During the deliberations between the members of UGMEB and officials of the health ministry and MEA, it was pointed out that 20,672 Indian students are enrolled in different medical colleges and universities in Ukraine, all of which are providing online classes to them.
The National Medical Commission, in its affidavit, said the Ministry of Education and Science, Ukraine, has directed the heads of educational institutions to resume the educational process while ensuring the most favourable learning conditions, taking into account the location of staff and students.
Students are free to choose for themselves clinical bases for obtaining practical skills. Also, they were given temporary academic mobility to pursue their education, while they continue to be enrolled as a student of the university, it stated.
Ukraine has ordered the KROK Centre to reschedule the first stage of the qualifying examination for foreigners to be held offline in October.
The second stage of the unified state qualifying examination will not be held for students graduating in 2022, but they should pass the online state practical examination, the Cabinet of Ministers of Ukraine has decided.
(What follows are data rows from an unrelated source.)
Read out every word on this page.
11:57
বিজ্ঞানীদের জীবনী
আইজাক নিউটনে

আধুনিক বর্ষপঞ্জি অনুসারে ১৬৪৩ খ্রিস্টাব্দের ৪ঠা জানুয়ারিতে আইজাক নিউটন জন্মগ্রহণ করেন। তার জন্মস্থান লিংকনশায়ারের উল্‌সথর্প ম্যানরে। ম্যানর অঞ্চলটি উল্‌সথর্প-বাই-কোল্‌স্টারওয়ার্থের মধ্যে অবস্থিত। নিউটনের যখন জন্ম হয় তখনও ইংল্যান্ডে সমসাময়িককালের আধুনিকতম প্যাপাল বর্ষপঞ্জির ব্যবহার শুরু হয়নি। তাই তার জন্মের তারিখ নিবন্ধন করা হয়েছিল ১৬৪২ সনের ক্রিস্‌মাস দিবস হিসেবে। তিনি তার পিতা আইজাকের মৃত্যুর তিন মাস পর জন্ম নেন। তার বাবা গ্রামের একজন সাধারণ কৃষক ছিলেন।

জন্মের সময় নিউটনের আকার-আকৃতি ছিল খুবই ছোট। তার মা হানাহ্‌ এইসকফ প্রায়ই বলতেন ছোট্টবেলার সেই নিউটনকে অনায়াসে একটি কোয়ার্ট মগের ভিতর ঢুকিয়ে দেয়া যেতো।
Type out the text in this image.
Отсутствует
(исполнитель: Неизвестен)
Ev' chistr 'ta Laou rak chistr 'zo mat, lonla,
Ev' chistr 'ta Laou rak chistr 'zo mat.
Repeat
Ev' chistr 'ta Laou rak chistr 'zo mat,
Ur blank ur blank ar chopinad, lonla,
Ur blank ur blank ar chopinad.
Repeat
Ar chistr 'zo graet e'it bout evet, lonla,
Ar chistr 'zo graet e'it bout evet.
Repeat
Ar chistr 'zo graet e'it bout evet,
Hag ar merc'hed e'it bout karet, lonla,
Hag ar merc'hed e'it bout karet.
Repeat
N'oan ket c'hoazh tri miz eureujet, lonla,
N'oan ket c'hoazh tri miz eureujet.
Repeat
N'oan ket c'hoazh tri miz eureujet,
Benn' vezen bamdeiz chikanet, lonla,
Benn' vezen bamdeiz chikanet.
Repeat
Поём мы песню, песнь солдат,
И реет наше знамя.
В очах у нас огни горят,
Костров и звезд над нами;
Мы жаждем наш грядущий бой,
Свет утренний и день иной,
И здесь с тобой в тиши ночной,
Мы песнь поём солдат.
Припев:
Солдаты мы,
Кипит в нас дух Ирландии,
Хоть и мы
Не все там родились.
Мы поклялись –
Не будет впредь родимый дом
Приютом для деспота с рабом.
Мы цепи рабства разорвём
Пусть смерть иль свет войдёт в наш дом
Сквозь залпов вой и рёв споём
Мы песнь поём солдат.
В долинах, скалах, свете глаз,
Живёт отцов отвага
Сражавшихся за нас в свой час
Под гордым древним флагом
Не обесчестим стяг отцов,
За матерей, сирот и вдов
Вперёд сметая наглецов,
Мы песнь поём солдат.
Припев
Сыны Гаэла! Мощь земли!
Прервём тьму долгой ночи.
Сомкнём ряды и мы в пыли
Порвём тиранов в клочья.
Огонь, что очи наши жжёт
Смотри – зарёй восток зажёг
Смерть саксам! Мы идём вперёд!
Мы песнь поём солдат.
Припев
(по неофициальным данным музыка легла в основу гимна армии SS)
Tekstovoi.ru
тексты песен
If the university is located in the war zone or occupied zone, final marks will be assigned based on previous academic scores. After the practical examination, the Academic Board of University shall award degrees to students.
However, before receiving the degree, students should obtain a no-objection certificate from the university. They may arrange to receive their degrees themselves or through a power of attorney. After receiving the degree, the students are required to do an internship before they can begin practising as a doctor.
The National Medical Commission affidavit mentioned that China has begun the process to facilitate the return of students. Russia has told MEA that its Ministry of Science and Higher Education is allowing Indian students evacuated from Ukraine to continue their studies in the Russian Federation.
The Kazakhstan embassy has told the MEA that it was open to allowing the students evacuated from Ukraine to continue their studies in their country.
The Kyrgyz National University has also communicated to MEA that they are willing to offer help to Indian students evacuated from Ukraine and also offered to waive the tuition fee of around 100 students enrolled in the September 2021 batch who have paid fees in Ukraine, the National Medical Commission said.
The National Medical Commission (NMC) told the Supreme Court that Indian students now have several options available to them to complete their studies.
Considering these facts, the Supreme Court’s observations and after consultations with the health ministry and MEA, the UGMEB of NMC has “as a one-time measure, decided to frame a scheme and grant relaxation to foreign medical graduates who completed their medicine course from a foreign medical institute without undergoing physical clinical training due to extraordinary situation brought about by COVID-19 pandemic, Russia-Ukraine war etc”, it said in the affidavit.
Under the scheme, Indian students in the last year of their undergraduate medicine course who left their institute abroad due to Covid or the Russia-Ukraine war and completed their studies and also got a certificate of completion of the course on a date to be notified by National Medical Commission will be permitted to appear in FMGE, the affidavit said.
Upon qualifying the FMG exam, such foreign medical graduates are required to undergo CRMI for two years, the NMC’s affidavit added.